Dieu prend en charge les tâches les plus difficiles

Esprit : Judas de Kerioth
Médium : Jimbeau Walsh
Lieu : Johnson City, New York
Date : 7 Juin 2026

C’est moi, votre frère Judas.

Je viens dans l’Amour de Dieu.

Mes frères et sœurs, venus partager la générosité de l’Amour du Père, nous vous honorons tous ici pour votre persévérance dans la prière, votre ouverture et votre volonté de partager en tant que famille d’Amour Divin.

Aujourd’hui, je souhaite parler de la gravité, de la gravité. La gravité de chaque vie et de la condition humaine. Non seulement celle qui fait partie de la nature de la Création, mais aussi la gravité parfois créée pour se protéger, pour le confort, pour la sécurité, parfois pour l’évitement ou l’engourdissement. Et cette gravité, le poids du monde, si souvent créée par les individus, pour leur propre protection.
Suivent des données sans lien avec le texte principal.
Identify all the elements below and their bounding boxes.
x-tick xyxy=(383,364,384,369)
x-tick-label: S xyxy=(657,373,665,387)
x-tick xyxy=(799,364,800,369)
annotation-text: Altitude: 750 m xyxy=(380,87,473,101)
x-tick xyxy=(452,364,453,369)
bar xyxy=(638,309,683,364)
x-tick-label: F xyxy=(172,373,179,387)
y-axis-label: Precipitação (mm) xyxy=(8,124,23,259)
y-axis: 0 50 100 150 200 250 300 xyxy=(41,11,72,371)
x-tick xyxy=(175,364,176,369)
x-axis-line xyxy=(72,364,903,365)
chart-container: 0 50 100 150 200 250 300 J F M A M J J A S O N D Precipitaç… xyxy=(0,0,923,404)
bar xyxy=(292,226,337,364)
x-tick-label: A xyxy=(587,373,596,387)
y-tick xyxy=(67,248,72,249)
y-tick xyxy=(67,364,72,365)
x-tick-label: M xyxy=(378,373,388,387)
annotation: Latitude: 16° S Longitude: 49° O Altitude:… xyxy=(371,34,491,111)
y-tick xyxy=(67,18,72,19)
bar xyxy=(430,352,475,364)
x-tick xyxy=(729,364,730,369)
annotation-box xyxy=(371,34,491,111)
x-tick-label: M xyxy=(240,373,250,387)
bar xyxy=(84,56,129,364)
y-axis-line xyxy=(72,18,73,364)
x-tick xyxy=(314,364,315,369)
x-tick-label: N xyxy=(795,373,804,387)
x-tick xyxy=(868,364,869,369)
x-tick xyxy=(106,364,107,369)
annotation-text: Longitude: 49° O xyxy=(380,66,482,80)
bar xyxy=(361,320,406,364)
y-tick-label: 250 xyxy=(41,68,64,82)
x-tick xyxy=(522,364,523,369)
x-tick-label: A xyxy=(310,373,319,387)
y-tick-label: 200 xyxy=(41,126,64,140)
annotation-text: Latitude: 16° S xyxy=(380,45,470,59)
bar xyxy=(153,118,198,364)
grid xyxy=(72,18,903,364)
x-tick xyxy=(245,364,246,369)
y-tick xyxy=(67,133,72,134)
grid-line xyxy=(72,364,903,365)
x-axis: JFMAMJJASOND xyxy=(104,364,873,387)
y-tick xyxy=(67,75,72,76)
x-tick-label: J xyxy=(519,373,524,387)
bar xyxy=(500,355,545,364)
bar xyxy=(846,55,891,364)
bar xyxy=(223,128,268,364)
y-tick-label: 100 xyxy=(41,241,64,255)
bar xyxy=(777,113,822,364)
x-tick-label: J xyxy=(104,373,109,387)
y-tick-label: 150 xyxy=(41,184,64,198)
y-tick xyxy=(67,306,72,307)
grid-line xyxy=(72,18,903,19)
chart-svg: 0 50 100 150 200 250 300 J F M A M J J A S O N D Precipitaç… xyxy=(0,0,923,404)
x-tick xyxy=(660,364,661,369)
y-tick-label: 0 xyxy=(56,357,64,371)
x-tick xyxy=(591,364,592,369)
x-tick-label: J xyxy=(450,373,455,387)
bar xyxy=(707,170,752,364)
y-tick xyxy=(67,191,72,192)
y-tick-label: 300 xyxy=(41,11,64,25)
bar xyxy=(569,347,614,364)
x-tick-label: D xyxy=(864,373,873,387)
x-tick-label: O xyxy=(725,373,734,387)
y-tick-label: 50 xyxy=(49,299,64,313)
Et pourtant, vous vous réunissez ici, en cercle, au milieu de tout ce qui se passe sur les plans politique, environnemental et social, qui peut sembler chaotique et bouleversant. Vous vous rassemblez dans cette prière, et l’amour de Dieu vous procure une sensation de légèreté, vous soulevant, ne serait-ce qu’un instant. Et n’est-ce pas là, au fond, la raison de votre présence : ressentir cette expiation qui vous élève, vous guérit, transforme votre âme et vous apporte progrès, communauté, communion et joie ?

Ah ! Mais être soulevé à chaque instant, c’est un don du Père. Qu’en ferez-vous dans le monde ? Car lorsque vous portez cela en vous, consciemment ou inconsciemment, vous rayonnez sur tous ceux que vous rencontrez. Vous apportez cette grâce, et vous avez le pouvoir d’offrir aux autres un moment de légèreté. Pensez à ce moment où vous tombez amoureux : vos soucis s’évanouissent, vous ne pensez plus à vos factures, à vos problèmes au travail, ni à votre famille. Vous pensez à la personne que vous aimez, vous êtes en pleine béatitude et vous souhaitez prolonger cet état. Cet amour infini est le don de Dieu, et une fois que vous le ressentez, vous désirez qu’il fasse partie de vous, qu’il imprègne votre être. Et comme on vous l’a encouragé, la prière suffit. Nul besoin de chapelet, de rosaire, de pasteur ou d’église : une simple conversation avec Dieu, par les mots ou en exprimant les aspirations profondes de votre âme, suffit. Vous le savez.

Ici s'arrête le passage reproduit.